The 5 First principles of Compliance Automation

Compliance is rarely voluntary: usually businesses need it to get a license, certification, investment, or contract. And often a very painful process: Auditors and regulators simply cannot understand your business half as well as you do. The path of least resistance: Answer all questions, and get it over with asap. After all, more time is spent on the quality of evidence than the actual controls themselves. Sounds like fun! (not).

Compliance is best left to people that enjoy collecting screenshots and telling people what to do. Right? Wrong.

Why would anyone ever want to build a career in this field? Or a tool, for that matter? A question we have been asked a lot. In this article we explore our personal 5 ’First principles’ to answer this question, and how you too can solve the Compliance Problem.

Our (and your) biggest competitor is the Status Quo

What we do seems to work, so why change now?

Max, Martijn and I have always been excited about the prospects of automation to solve the Compliance problem. This was based on the pains each of us felt in our previous businesses. And so we foolishly skipped the part where you question which problem exactly you are solving, and went straight into product design. We were convinced that we could make a better product than anything out in the market.

But through validating our product we discovered that the competing platforms were not our biggest enemy: The Status Quo is: “As long as I can get away with MS Excel, why bother looking further?”.

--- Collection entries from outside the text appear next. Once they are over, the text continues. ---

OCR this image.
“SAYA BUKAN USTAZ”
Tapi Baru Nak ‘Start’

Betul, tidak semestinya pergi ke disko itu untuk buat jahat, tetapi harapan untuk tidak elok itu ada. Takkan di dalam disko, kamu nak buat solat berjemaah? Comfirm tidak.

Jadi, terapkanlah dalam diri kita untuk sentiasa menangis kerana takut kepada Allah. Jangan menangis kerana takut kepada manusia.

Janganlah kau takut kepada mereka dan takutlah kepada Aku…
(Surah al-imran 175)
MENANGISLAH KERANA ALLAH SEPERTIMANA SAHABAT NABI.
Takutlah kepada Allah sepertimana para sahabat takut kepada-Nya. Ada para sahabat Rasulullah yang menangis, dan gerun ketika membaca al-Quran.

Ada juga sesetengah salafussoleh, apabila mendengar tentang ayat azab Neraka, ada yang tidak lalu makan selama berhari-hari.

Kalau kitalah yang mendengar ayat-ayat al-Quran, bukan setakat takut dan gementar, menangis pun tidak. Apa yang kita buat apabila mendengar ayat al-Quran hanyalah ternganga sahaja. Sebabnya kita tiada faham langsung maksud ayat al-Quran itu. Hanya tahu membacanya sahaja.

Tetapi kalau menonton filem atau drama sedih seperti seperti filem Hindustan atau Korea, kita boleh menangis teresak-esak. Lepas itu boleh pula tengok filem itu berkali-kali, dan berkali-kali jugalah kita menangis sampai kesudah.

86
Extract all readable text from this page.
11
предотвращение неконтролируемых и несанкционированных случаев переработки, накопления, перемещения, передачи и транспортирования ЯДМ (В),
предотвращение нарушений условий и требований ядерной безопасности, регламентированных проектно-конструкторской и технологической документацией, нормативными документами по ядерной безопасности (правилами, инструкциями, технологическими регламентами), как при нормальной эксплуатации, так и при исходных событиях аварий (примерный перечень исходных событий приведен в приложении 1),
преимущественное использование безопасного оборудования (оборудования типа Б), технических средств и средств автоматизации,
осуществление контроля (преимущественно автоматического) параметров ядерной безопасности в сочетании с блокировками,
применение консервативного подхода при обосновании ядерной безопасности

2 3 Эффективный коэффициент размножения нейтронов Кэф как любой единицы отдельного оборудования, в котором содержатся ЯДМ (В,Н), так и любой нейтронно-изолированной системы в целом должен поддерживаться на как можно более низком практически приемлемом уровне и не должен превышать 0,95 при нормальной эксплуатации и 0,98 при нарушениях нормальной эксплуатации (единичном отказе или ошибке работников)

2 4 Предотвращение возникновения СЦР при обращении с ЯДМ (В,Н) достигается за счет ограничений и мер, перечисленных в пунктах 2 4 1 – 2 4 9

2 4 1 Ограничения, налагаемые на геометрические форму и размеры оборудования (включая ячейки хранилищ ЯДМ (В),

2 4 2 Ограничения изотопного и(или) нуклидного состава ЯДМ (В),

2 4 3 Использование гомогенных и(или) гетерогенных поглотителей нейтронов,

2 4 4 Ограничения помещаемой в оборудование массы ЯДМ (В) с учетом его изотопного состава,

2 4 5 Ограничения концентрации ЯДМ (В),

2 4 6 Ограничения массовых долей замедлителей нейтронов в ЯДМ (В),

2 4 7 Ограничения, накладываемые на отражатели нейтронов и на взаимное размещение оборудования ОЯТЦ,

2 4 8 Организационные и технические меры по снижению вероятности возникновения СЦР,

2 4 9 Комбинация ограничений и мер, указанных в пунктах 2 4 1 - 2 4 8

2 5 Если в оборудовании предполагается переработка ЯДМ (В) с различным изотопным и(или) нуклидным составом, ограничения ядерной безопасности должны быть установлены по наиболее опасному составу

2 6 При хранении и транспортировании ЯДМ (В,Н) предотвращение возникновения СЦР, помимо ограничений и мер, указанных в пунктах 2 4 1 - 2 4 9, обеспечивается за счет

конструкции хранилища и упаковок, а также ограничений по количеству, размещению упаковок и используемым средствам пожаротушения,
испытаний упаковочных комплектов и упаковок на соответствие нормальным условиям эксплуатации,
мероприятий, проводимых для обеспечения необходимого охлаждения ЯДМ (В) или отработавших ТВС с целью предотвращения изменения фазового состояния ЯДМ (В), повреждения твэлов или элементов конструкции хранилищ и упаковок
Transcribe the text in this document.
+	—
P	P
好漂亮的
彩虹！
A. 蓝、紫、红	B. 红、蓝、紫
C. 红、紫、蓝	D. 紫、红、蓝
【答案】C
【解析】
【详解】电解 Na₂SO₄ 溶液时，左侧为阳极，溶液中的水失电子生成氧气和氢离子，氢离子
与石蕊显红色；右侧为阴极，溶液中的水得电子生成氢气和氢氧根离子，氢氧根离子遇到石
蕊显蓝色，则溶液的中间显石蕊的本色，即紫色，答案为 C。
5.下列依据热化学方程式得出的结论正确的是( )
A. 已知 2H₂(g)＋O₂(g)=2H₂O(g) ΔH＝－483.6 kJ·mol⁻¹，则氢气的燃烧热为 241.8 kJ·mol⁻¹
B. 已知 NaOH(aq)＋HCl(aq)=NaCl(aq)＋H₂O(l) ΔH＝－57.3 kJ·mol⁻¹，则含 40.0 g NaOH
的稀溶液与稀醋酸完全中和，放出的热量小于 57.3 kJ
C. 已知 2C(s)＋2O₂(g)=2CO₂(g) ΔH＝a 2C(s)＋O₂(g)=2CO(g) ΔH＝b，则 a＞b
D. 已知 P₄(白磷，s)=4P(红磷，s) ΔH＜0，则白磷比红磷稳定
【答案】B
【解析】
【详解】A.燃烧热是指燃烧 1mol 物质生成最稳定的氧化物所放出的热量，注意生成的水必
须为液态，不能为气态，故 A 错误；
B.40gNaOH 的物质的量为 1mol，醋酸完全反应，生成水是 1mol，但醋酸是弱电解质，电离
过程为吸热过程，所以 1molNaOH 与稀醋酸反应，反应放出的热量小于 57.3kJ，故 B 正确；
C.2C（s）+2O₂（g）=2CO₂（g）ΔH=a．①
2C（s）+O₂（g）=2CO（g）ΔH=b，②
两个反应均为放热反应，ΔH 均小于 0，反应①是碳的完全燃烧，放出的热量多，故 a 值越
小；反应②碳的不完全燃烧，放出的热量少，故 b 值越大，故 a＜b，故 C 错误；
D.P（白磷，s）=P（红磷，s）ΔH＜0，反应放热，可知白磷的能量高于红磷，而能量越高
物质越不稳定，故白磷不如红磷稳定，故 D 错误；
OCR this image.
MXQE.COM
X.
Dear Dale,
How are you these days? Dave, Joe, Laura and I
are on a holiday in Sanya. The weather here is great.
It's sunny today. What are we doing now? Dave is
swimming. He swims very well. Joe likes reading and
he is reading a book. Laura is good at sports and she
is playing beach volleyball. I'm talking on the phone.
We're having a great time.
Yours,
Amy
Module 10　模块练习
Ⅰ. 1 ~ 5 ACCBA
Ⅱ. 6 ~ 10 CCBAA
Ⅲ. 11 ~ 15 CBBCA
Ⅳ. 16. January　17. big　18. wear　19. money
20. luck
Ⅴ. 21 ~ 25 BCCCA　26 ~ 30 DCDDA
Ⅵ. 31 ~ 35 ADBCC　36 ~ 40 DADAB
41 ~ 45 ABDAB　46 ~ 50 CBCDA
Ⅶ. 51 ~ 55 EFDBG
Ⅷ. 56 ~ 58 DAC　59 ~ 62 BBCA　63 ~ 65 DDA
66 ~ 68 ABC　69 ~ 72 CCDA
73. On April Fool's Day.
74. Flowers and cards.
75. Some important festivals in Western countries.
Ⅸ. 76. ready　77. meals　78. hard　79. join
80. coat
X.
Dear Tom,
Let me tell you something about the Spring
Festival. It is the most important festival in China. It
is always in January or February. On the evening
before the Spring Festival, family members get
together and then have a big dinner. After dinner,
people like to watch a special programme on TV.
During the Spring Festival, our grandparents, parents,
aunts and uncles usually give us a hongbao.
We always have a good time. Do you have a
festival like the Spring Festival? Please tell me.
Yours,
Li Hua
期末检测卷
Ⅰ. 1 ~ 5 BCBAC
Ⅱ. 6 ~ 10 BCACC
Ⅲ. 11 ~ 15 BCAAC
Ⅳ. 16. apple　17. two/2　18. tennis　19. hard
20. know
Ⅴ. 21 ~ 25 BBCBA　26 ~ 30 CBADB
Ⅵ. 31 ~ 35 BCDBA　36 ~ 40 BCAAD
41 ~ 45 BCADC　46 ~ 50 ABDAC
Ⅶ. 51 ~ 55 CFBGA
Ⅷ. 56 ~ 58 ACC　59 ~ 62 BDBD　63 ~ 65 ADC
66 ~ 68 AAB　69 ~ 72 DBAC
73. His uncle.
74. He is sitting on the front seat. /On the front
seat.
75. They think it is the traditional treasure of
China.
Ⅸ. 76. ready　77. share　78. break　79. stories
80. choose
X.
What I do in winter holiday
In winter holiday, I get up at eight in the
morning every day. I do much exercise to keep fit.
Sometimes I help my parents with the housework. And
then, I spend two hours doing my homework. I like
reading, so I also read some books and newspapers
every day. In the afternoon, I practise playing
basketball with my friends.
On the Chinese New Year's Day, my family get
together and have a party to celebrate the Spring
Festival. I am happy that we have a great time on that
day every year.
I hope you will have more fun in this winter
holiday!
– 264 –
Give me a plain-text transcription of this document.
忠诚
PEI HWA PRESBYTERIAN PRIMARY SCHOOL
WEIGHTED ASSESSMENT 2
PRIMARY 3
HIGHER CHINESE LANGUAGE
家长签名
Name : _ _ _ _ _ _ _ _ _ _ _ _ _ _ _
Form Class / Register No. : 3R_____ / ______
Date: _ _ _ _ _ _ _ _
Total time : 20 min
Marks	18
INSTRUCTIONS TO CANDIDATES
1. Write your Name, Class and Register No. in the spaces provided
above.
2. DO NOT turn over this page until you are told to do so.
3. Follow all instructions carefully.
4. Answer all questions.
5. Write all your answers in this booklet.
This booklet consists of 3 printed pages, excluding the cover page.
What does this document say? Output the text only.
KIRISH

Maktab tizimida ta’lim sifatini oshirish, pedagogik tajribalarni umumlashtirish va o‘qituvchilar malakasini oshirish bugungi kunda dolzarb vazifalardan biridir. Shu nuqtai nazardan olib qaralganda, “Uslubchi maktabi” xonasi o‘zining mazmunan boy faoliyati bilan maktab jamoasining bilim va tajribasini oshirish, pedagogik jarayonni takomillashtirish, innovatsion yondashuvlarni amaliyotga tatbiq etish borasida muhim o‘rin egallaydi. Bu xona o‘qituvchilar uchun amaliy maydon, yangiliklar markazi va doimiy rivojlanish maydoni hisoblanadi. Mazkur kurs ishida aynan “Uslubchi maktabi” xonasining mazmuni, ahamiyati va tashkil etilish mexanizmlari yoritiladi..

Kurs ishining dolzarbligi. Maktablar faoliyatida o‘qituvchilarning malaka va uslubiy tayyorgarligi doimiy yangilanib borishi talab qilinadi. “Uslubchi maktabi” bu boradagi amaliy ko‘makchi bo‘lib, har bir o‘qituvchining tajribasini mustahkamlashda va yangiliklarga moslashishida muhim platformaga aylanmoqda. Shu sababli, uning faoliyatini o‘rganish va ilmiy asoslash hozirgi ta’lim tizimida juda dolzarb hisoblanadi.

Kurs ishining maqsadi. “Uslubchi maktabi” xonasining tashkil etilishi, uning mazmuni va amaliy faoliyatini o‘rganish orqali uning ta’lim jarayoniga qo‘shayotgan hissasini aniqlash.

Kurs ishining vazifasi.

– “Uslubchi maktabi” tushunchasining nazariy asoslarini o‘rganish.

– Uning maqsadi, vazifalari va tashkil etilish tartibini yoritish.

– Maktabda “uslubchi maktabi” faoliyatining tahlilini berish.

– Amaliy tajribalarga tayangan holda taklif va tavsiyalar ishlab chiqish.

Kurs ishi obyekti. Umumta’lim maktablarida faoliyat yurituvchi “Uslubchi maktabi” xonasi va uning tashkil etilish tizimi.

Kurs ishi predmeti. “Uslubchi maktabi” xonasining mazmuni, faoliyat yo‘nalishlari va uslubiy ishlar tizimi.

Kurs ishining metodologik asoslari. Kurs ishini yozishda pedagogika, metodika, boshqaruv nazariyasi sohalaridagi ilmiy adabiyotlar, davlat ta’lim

Compliance is a broken process

Our first belief that we had to articulate is that Compliance is a broken process. We believe that people do not enjoy collecting evidence in screenshots and excels. We saw that compliance managers and auditors were rarely happy with the quality and consistency of results. We saw the pain our clients were having:

  • Having to beg for (additional) evidence, or not being ready in time for audits
  • Endlessly having to explain auditors how (the same) things work
  • Having to dig into things that happened 6 months ago but were not properly documented

Or worse even:

  • Delays in contracting with suppliers, or getting additional funding from investors
  • Inability to win bigger deals, or delays in customer contracting

Is it possible to do better than Excel?

With compliance and trust becoming ever more important, this needs to change. Somehow the world evolved but compliance stayed behind.

10X better is easier to realise than 10% better

Google already noted that businesses tend to fix processes through incremental improvements. “We should document our processes properly this time.”, or “Next year we should ALL use the same place for storing evidence.”, or “let’s start preparing the process earlier this year”. These actions will help, don’t get me wrong, but ultimately they won’t fix the core issue: that you’re using too many actors to get the job done.

A lot more evidence should come from systems, not people.

The source of control is in your systems, your applications, your cloud. Why not use this as your foundation, and try to eliminate as much noise as possible?

Only solutions that scale will survive

Compliance is a process that requires many stakeholders to “donate” a bit of their time. If everyone can determine their own method, process, and timing of delivering evidence, you will have chaos in no time. There is no room for catering to everyone’s wishes. Or is there?

Scale comes from breaking a problem down into many reusable parts

If we can break down a compliance process in small parts, and then reuse these parts across businesses, then the cost of compliance goes down for everyone. We are all using the same cloud providers and productivity applications anyway, we just need to be able to add on the integration part for each of them. Scalable technology for a better compliance experience.

Not everything can – or should – be automated

Human judgment is a beautiful thing. Experts are much better at understanding context than technology, and have access to more data and risk factors than technology can access or come up with. Success is when humans and technology work together seamlessly, enhancing each other. This also goes for compliance.

Technology alone won’t get 10x results

Not all controls can be fully automated. And that’s why our fifth ‘first principle’ is that of making technology that works for humans. It is why we started by creating a very simple and user-friendly governance, risk and compliance module (GRC lite) that aims at assisting the expert do their job as efficiently as possible. The principle is still the same: Reduce compliance friction by eliminating unnecessary manual and repetitive maintenance tasks.

This concludes our 5 first principles for putting the first line back into the driver’s seat and bringing the compliance function to the next level.